QQ Plots

11 Sep 2019

Overview

Short and sweet, a QQ plot is used to check the normality of a given data distribution.

Their construction is pretty straight-forward. Essentially you:

(Borrowing visuals from StatQuest):

Sort your data and label each point as its own quantile (10th, 42nd, 99th, etc). Normalized data is your cleanest way to go here.

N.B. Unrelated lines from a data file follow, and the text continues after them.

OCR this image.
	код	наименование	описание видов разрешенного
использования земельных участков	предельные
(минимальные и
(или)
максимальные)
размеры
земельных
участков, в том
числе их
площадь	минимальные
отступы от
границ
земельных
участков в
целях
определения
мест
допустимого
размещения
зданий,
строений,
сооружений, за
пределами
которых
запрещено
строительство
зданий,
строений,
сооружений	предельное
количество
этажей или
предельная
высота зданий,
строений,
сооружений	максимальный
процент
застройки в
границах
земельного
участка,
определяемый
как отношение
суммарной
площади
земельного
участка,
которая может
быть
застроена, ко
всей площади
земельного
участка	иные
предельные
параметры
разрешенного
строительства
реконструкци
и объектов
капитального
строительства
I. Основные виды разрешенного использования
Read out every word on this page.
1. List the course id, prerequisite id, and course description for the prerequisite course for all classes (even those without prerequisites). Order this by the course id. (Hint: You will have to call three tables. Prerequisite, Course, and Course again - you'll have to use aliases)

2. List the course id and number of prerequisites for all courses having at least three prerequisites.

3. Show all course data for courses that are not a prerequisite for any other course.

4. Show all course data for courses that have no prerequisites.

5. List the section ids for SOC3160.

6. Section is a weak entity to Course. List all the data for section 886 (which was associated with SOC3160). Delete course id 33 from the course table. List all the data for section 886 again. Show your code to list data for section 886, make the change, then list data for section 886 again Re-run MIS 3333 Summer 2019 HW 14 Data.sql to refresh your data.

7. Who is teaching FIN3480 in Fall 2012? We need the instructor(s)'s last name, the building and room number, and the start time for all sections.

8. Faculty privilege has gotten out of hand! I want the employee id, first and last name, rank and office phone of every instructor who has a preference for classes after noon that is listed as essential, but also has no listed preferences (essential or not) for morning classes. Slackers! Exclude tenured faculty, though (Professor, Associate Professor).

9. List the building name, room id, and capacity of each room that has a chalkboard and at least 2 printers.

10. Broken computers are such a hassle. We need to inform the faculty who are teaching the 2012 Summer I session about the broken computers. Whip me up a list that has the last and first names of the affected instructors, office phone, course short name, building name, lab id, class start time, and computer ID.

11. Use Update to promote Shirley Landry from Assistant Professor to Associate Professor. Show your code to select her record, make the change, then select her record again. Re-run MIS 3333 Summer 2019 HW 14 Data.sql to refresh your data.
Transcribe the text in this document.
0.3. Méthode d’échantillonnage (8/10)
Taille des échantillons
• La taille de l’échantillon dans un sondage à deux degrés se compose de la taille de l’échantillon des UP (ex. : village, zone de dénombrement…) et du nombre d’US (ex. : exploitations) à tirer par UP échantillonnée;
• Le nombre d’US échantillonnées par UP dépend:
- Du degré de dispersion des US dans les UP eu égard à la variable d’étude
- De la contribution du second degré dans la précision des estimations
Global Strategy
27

from IPython.display import Image
Image('../images/qq_data.PNG')

png

Then, using the quantiles from step (1), fire up your vanilla N ~ (0, 1) distribution, and sample the same quantiles from it

Image('../images/qq_theory.PNG')

png

Note: Because quantiles are a strictly ordinal measure (think median vs mean), comparing quantiles to quantiles across different distributions may very well yield inconsistent values.

Generating QQ Plots

For starters, we’ll download an interesting dataset using yellowbrick and ignore like 80% of it, lol

from yellowbrick.datasets import load_nfl

dataset = load_nfl(return_dataset=True)
df = dataset.to_dataframe()

The dataset describes overall Receiving stats for the 2018 season. There’s a lot here.

df.head()

	Rk	Player	Id	Tm	Age	G	GS	Tgt	Rec	Ctch_Rate	...	FirstTeamAllPro	TE_pos	WR_pos
0	1	Michael Thomas	ThomMi05	NOR	25	16	16	147	125	0.850	...	1	0	1
1	2	Zach Ertz	ErtzZa00	PHI	28	16	16	156	116	0.744	...	0	1	0
2	3	DeAndre Hopkins	HopkDe00	HOU	26	16	16	163	115	0.706	...	1	0	1
3	4	Julio Jones	JoneJu02	ATL	29	16	16	170	113	0.665	...	0	0	1
4	5	Adam Thielen	ThieAd00	MIN	28	16	16	153	113	0.739	...	0	0	1

5 rows × 29 columns

For the sake of demonstration, let’s consider total yardage.

This skewed distribution makes a ton of sense when you consider how many players don’t get a lot of touches during the season.

df['Yds'].hist();

png

Now we’ll fire up statsmodels.api, which has a really clean utility for generating QQ plots.

Go figure this distribution isn’t very normal.

from statsmodels.api import qqplot

qqplot(df['Yds'], line='s');

png

The “Longest Reception” metric, on the other hand, looks a bit more palatable– what, because it has an inherent upper-bound at the length of a football field.

df['Lng'].hist();

png

Not perfect, but certainly normal-er!

qqplot(df['Lng'], line='s');

png

… but also runs into having a negative-yard-longest-reception?

fig = qqplot(df['Lng'])
fig.axes[0].set_xlim([-5, 0])
fig.axes[0].set_ylim([-20, 10]);

png

No, that’s accurate

df['Lng'].min()

-11

lol

df[df['Lng'] == -11]['Player']

492    Russell Wilson
Name: Player, dtype: object